Маленькие, трогательные истории, наполненные светом, теплом и легкой грустью. Они разбудят память о твоем бессмертии, заставят достать крылья из старого сундука, стряхнуть с них пыль и взмыть навстречу свежему ветру, счастью и мечтам.
Известный украинский писатель Владимир Дрозд — автор многих прозаических книг на современную тему. В романах «Катастрофа» и «Спектакль» писатель обращается к судьбе творческого человека, предающего себя, пренебрегающего вечными нравственными ценностями ради внешнего успеха. Соединение сатирического и трагического начала, присущее мироощущению писателя, наиболее ярко проявилось в романе «Катастрофа».
Сборник посвящен памяти Александра Павловича Чудакова (1938–2005) – литературоведа, писателя, более всего известного книгами о Чехове и романом «Ложится мгла на старые ступени» (премия «Русский Букер десятилетия», 2011). После внезапной гибели Александра Павловича осталась его мемуарная проза, дневники, записи разговоров с великими филологами, книга стихов, которую он составил для друзей и близких, – они вошли в первую часть настоящей книги вместе с биографией А. П. Чудакова, написанной М. О. Чудаковой и И. Е. Гитович.
В книге рассказывается история главного героя, который сталкивается с различными проблемами и препятствиями на протяжении всего своего путешествия. По пути он встречает множество второстепенных персонажей, которые играют важные роли в истории. Благодаря опыту главного героя книга исследует такие темы, как любовь, потеря, надежда и стойкость. По мере того, как главный герой преодолевает свои трудности, он усваивает ценные уроки жизни и растет как личность.
В книге рассказывается история главного героя, который сталкивается с различными проблемами и препятствиями на протяжении всего своего путешествия. По пути он встречает множество второстепенных персонажей, которые играют важные роли в истории. Благодаря опыту главного героя книга исследует такие темы, как любовь, потеря, надежда и стойкость. По мере того, как главный герой преодолевает свои трудности, он усваивает ценные уроки жизни и растет как личность.

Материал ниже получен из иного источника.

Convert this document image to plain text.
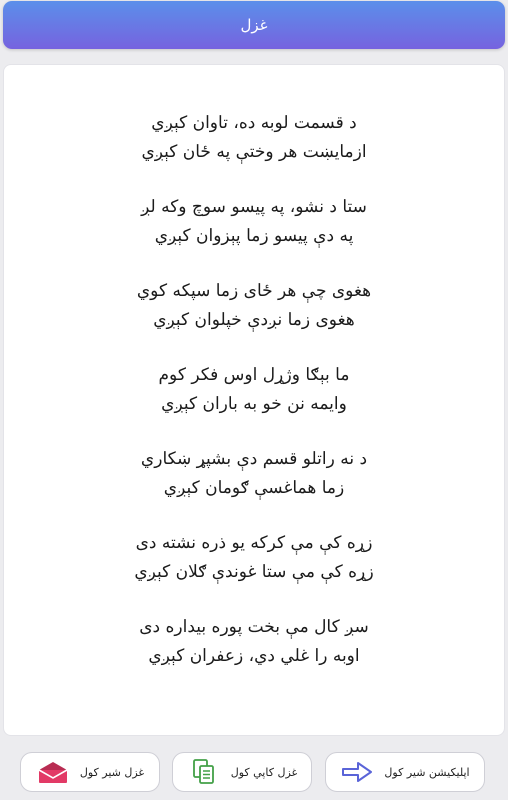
غزل
د قسمت لوبه ده، تاوان کېږي
ازمايښت هر وختې په ځان کېږي
ستا د نشو، په پيسو سوچ وکه لږ
په دې پيسو زما پېزوان کېږي
هغوی چې هر ځای زما سپکه کوي
هغوی زما نږدې خپلوان کېږي
ما بېګا وژړل اوس فکر کوم
وايمه نن خو به باران کېږي
د نه راتلو قسم دې بشپړ ښکاري
زما هماغسې ګومان کېږي
زړه کې مې کرکه يو ذره نشته دی
زړه کې مې ستا غوندې ګلان کېږي
سږ کال مې بخت پوره بيداره دی
اوبه را غلي دي، زعفران کېږي
اپليکيشن شير کول
غزل کاپي کول
غزل شير کول
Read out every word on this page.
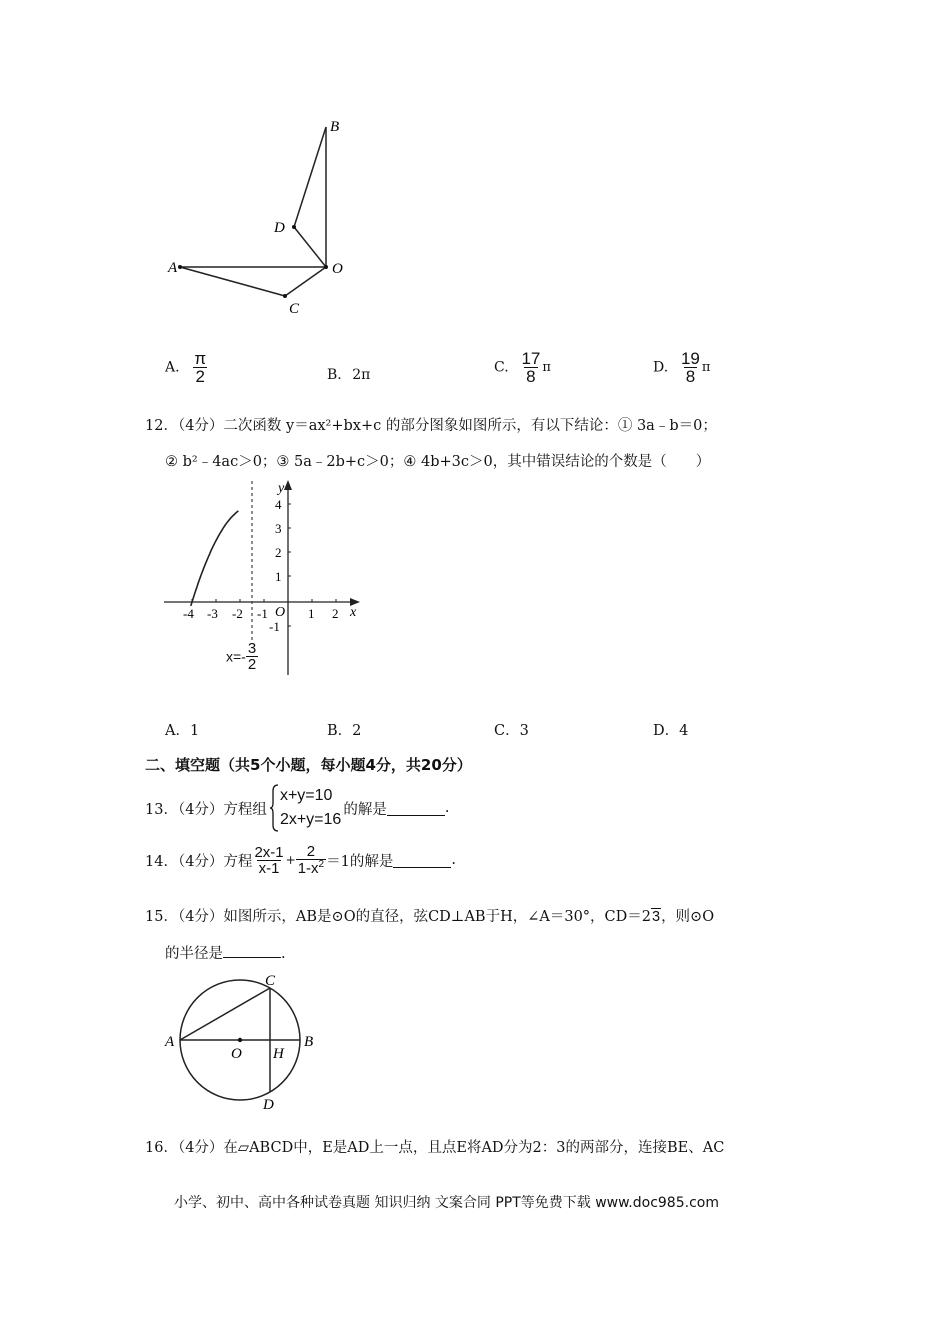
B
D
A	O
C
A. $\frac{\pi}{2}$	B. 2π	C. $\frac{17}{8}$ π	D. $\frac{19}{8}$ π
12．（4分）二次函数 y＝ax²+bx+c 的部分图象如图所示，有以下结论：① 3a﹣b＝0；
② b²﹣4ac＞0；③ 5a﹣2b+c＞0；④ 4b+3c＞0，其中错误结论的个数是（　　）
-4 -3 -2 -1	1 2
4
3
2
1
-1
O	x
y
$x=- \frac{3}{2}$
A．1	B．2	C．3	D．4
二、填空题（共5个小题，每小题4分，共20分）
13．（4分）方程组
x+y=10
2x+y=16
的解是	.
14．（4分）方程 $\frac{2x-1}{x-1} + \frac{2}{1-x^2} =1$的解是	.
15．（4分）如图所示，AB是⊙O的直径，弦CD⊥AB于H，∠A＝30°，CD＝23，则⊙O
的半径是	.
C
A	B
O H
D
16．（4分）在▱ABCD中，E是AD上一点，且点E将AD分为2：3的两部分，连接BE、AC
小学、初中、高中各种试卷真题 知识归纳 文案合同 PPT等免费下载 www.doc985.com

В книге рассказывается история главного героя, который сталкивается с различными проблемами и препятствиями на протяжении всего своего путешествия. По пути он встречает множество второстепенных персонажей, которые играют важные роли в истории. Благодаря опыту главного героя книга исследует такие темы, как любовь, потеря, надежда и стойкость. По мере того, как главный герой преодолевает свои трудности, он усваивает ценные уроки жизни и растет как личность.
В книгу, составленную Асаром Эппелем, вошли рассказы, посвященные жизни российских евреев. Среди авторов сборника Василий Аксенов, Сергей Довлатов, Людмила Петрушевская, Алексей Варламов, Сергей Юрский… Всех их — при большом разнообразии творческих методов — объединяет пристальное внимание к внутреннему миру человека, тонкое чувство стиля, талант рассказчика.

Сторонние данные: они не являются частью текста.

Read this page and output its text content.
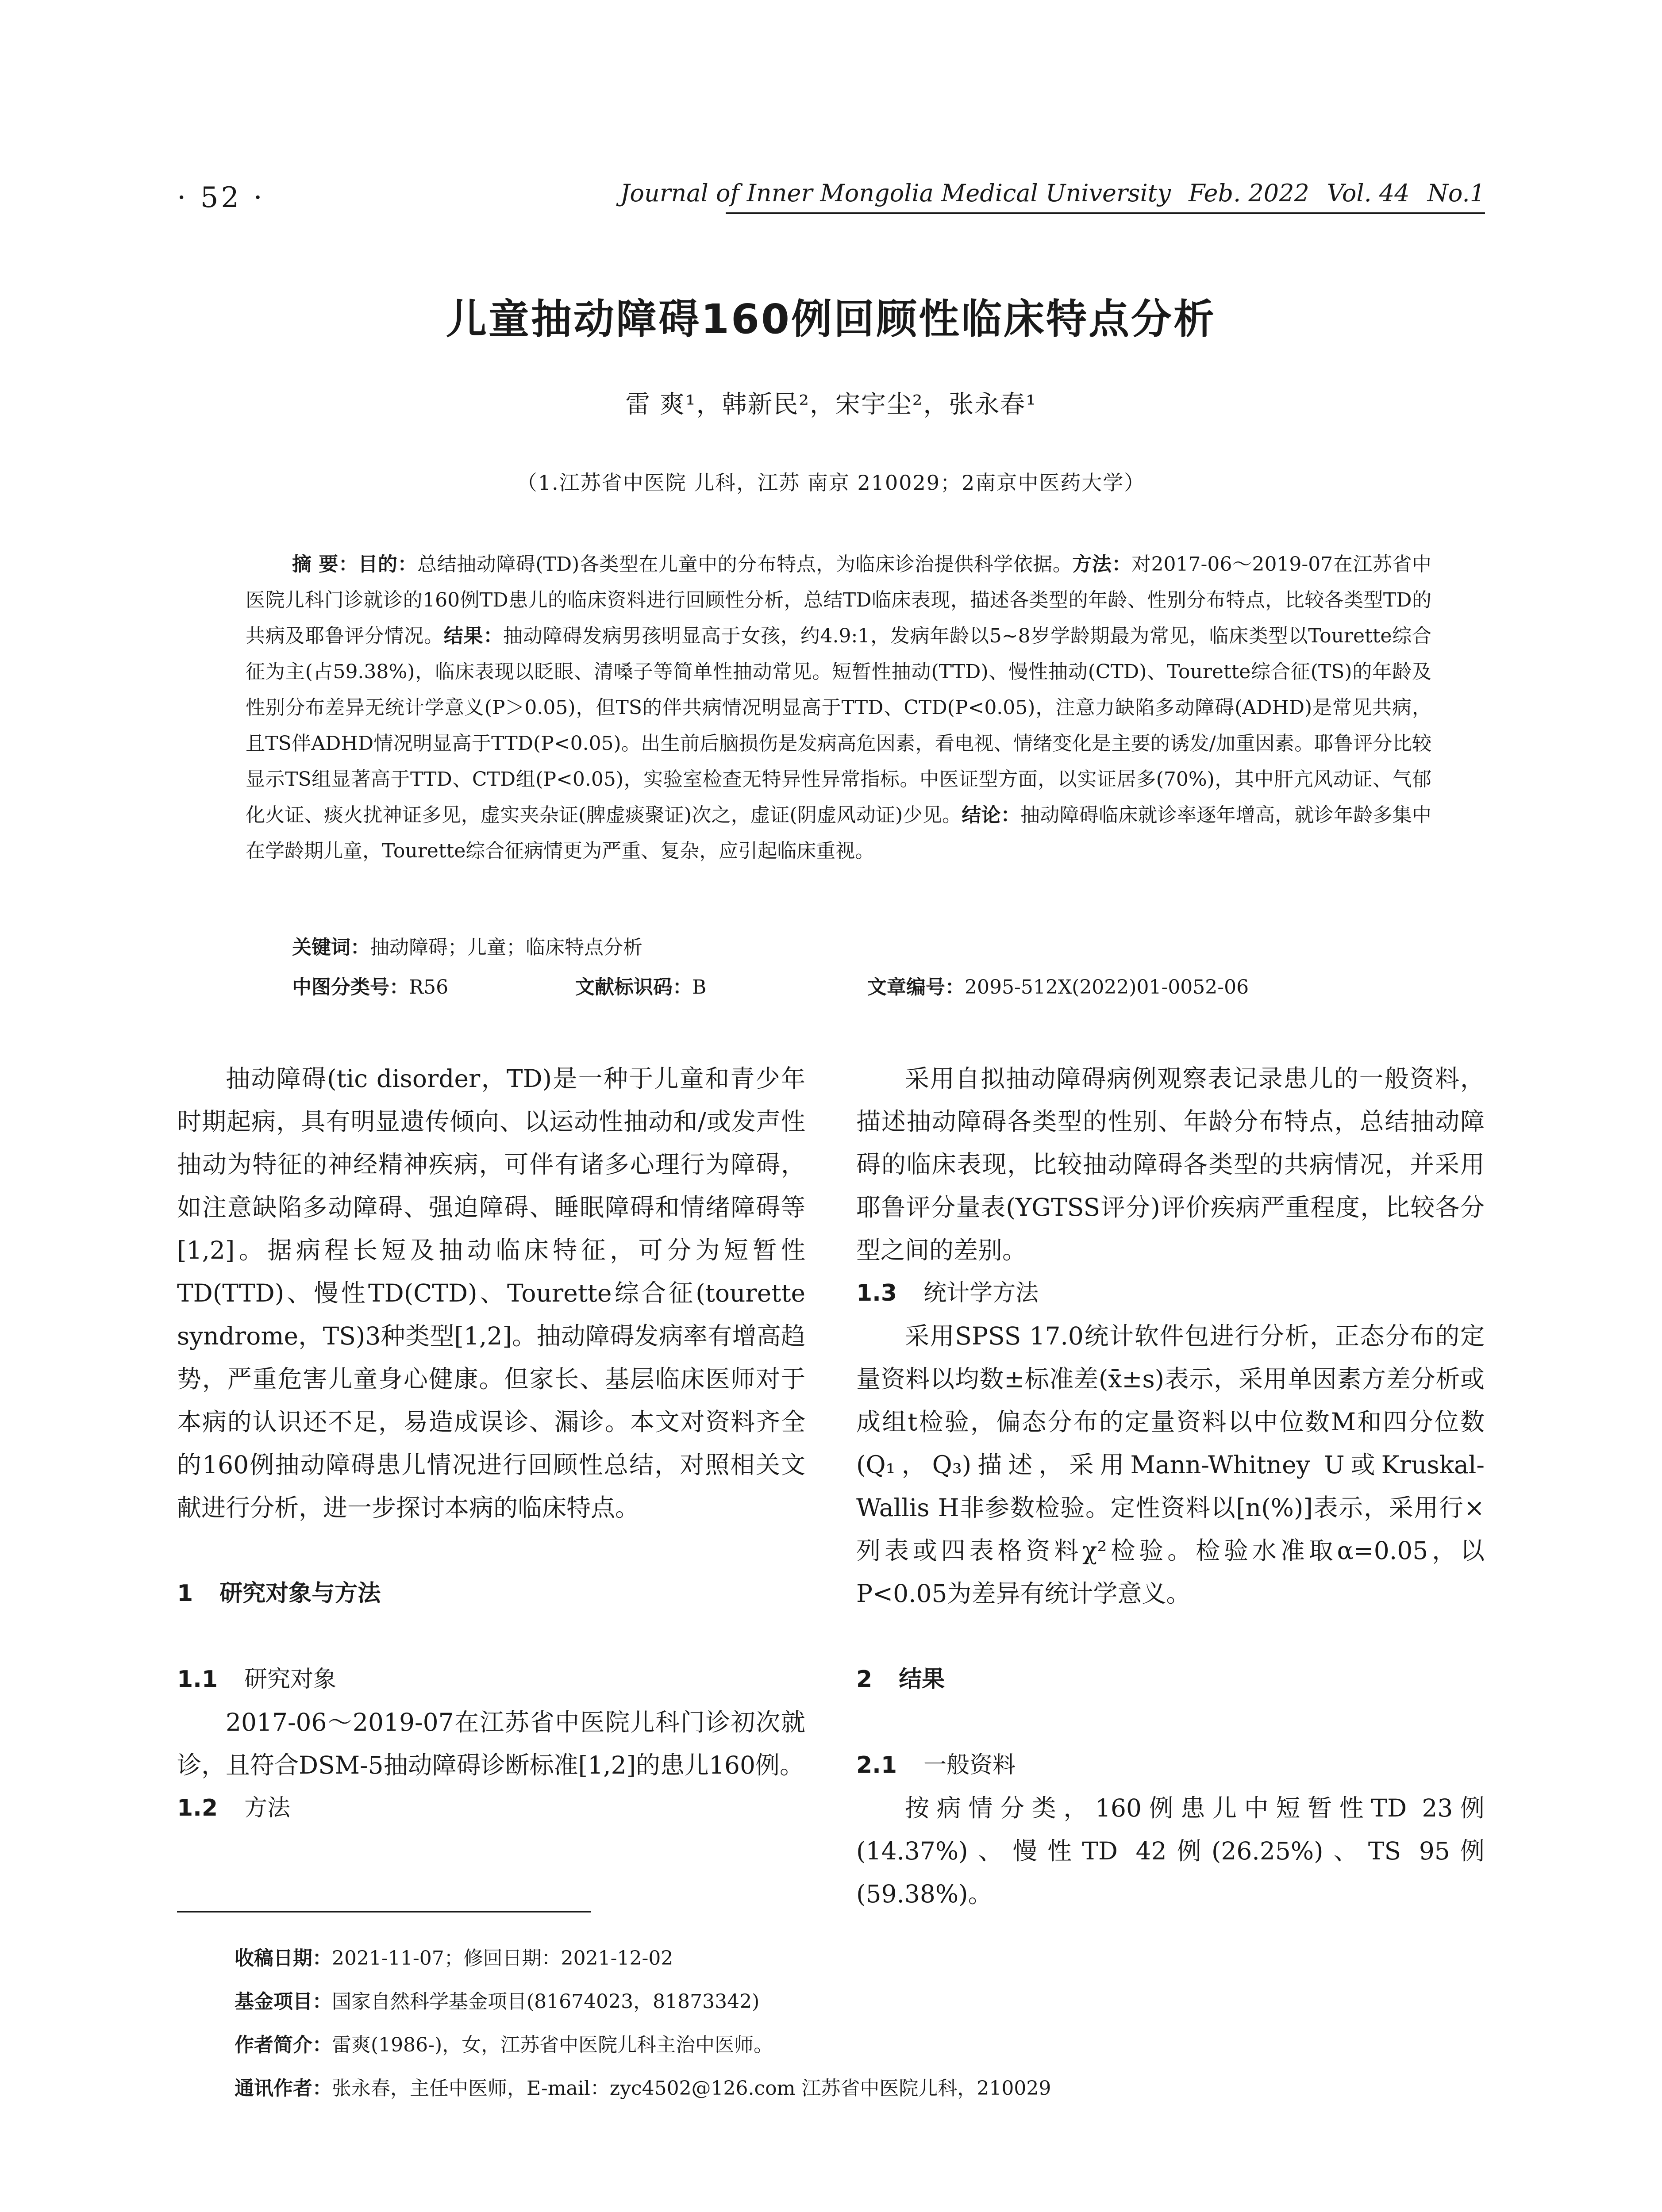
· 52 ·	Journal of Inner Mongolia Medical University Feb. 2022 Vol. 44 No.1
儿童抽动障碍160例回顾性临床特点分析
雷 爽¹，韩新民²，宋宇尘²，张永春¹
（1.江苏省中医院 儿科，江苏 南京 210029；2南京中医药大学）
摘 要：目的：总结抽动障碍(TD)各类型在儿童中的分布特点，为临床诊治提供科学依据。方法：对2017-06～2019-07在江苏省中医院儿科门诊就诊的160例TD患儿的临床资料进行回顾性分析，总结TD临床表现，描述各类型的年龄、性别分布特点，比较各类型TD的共病及耶鲁评分情况。结果：抽动障碍发病男孩明显高于女孩，约4.9:1，发病年龄以5~8岁学龄期最为常见，临床类型以Tourette综合征为主(占59.38%)，临床表现以眨眼、清嗓子等简单性抽动常见。短暂性抽动(TTD)、慢性抽动(CTD)、Tourette综合征(TS)的年龄及性别分布差异无统计学意义(P＞0.05)，但TS的伴共病情况明显高于TTD、CTD(P<0.05)，注意力缺陷多动障碍(ADHD)是常见共病，且TS伴ADHD情况明显高于TTD(P<0.05)。出生前后脑损伤是发病高危因素，看电视、情绪变化是主要的诱发/加重因素。耶鲁评分比较显示TS组显著高于TTD、CTD组(P<0.05)，实验室检查无特异性异常指标。中医证型方面，以实证居多(70%)，其中肝亢风动证、气郁化火证、痰火扰神证多见，虚实夹杂证(脾虚痰聚证)次之，虚证(阴虚风动证)少见。结论：抽动障碍临床就诊率逐年增高，就诊年龄多集中在学龄期儿童，Tourette综合征病情更为严重、复杂，应引起临床重视。
关键词：抽动障碍；儿童；临床特点分析
中图分类号：R56	文献标识码：B	文章编号：2095-512X(2022)01-0052-06

抽动障碍(tic disorder，TD)是一种于儿童和青少年时期起病，具有明显遗传倾向、以运动性抽动和/或发声性抽动为特征的神经精神疾病，可伴有诸多心理行为障碍，如注意缺陷多动障碍、强迫障碍、睡眠障碍和情绪障碍等[1,2]。据病程长短及抽动临床特征，可分为短暂性TD(TTD)、慢性TD(CTD)、Tourette综合征(tourette syndrome，TS)3种类型[1,2]。抽动障碍发病率有增高趋势，严重危害儿童身心健康。但家长、基层临床医师对于本病的认识还不足，易造成误诊、漏诊。本文对资料齐全的160例抽动障碍患儿情况进行回顾性总结，对照相关文献进行分析，进一步探讨本病的临床特点。

1 研究对象与方法
1.1 研究对象

2017-06～2019-07在江苏省中医院儿科门诊初次就诊，且符合DSM-5抽动障碍诊断标准[1,2]的患儿160例。

1.2 方法

采用自拟抽动障碍病例观察表记录患儿的一般资料，描述抽动障碍各类型的性别、年龄分布特点，总结抽动障碍的临床表现，比较抽动障碍各类型的共病情况，并采用耶鲁评分量表(YGTSS评分)评价疾病严重程度，比较各分型之间的差别。

1.3 统计学方法

采用SPSS 17.0统计软件包进行分析，正态分布的定量资料以均数±标准差(x̄±s)表示，采用单因素方差分析或成组t检验，偏态分布的定量资料以中位数M和四分位数(Q₁，Q₃)描述，采用Mann-Whitney U或Kruskal-Wallis H非参数检验。定性资料以[n(%)]表示，采用行×列表或四表格资料χ²检验。检验水准取α=0.05，以P<0.05为差异有统计学意义。

2 结果
2.1 一般资料

按病情分类，160例患儿中短暂性TD 23例(14.37%)、慢性TD 42例(26.25%)、TS 95例(59.38%)。

收稿日期：2021-11-07；修回日期：2021-12-02
基金项目：国家自然科学基金项目(81674023，81873342)
作者简介：雷爽(1986-)，女，江苏省中医院儿科主治中医师。
通讯作者：张永春，主任中医师，E-mail：zyc4502@126.com 江苏省中医院儿科，210029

Впервые на русском языке выходит самый знаменитый роман ведущего израильского прозаика Меира Шалева. Эта книга о том поколении евреев, которое пришло из России в Палестину и превратило ее пески и болота в цветущую страну, Эрец-Исраэль. В мастерски выстроенном повествовании трагедия переплетена с иронией, русская любовь с горьким еврейским юмором, поэтический миф с грубой правдой тяжелого труда. История обитателей маленькой долины, отвоеванной у природы, вмещает огромный мир страсти и тоски, надежд и страданий, верности и боли.«Русский роман» — третье произведение Шалева, вышедшее в издательстве «Текст», после «Библии сегодня» (2000) и «В доме своем в пустыне…» (2005).
Роман «Свежо предание» — из разряда тех книг, которым пророчили публикацию лишь «через двести-триста лет». На этом параллели с «Жизнью и судьбой» Василия Гроссмана не заканчиваются: с разницей в год — тот же «Новый мир», тот же Твардовский, тот же сейф… Эпопея Гроссмана была напечатана за границей через 19 лет, в России — через 27. Роман И. Грековой увидел свет через 33 года (на родине — через 35 лет), к счастью, при жизни автора. В нем Елена Вентцель, русская женщина с немецкой фамилией, коснулась невозможного, для своего времени непроизносимого: сталинского антисемитизма.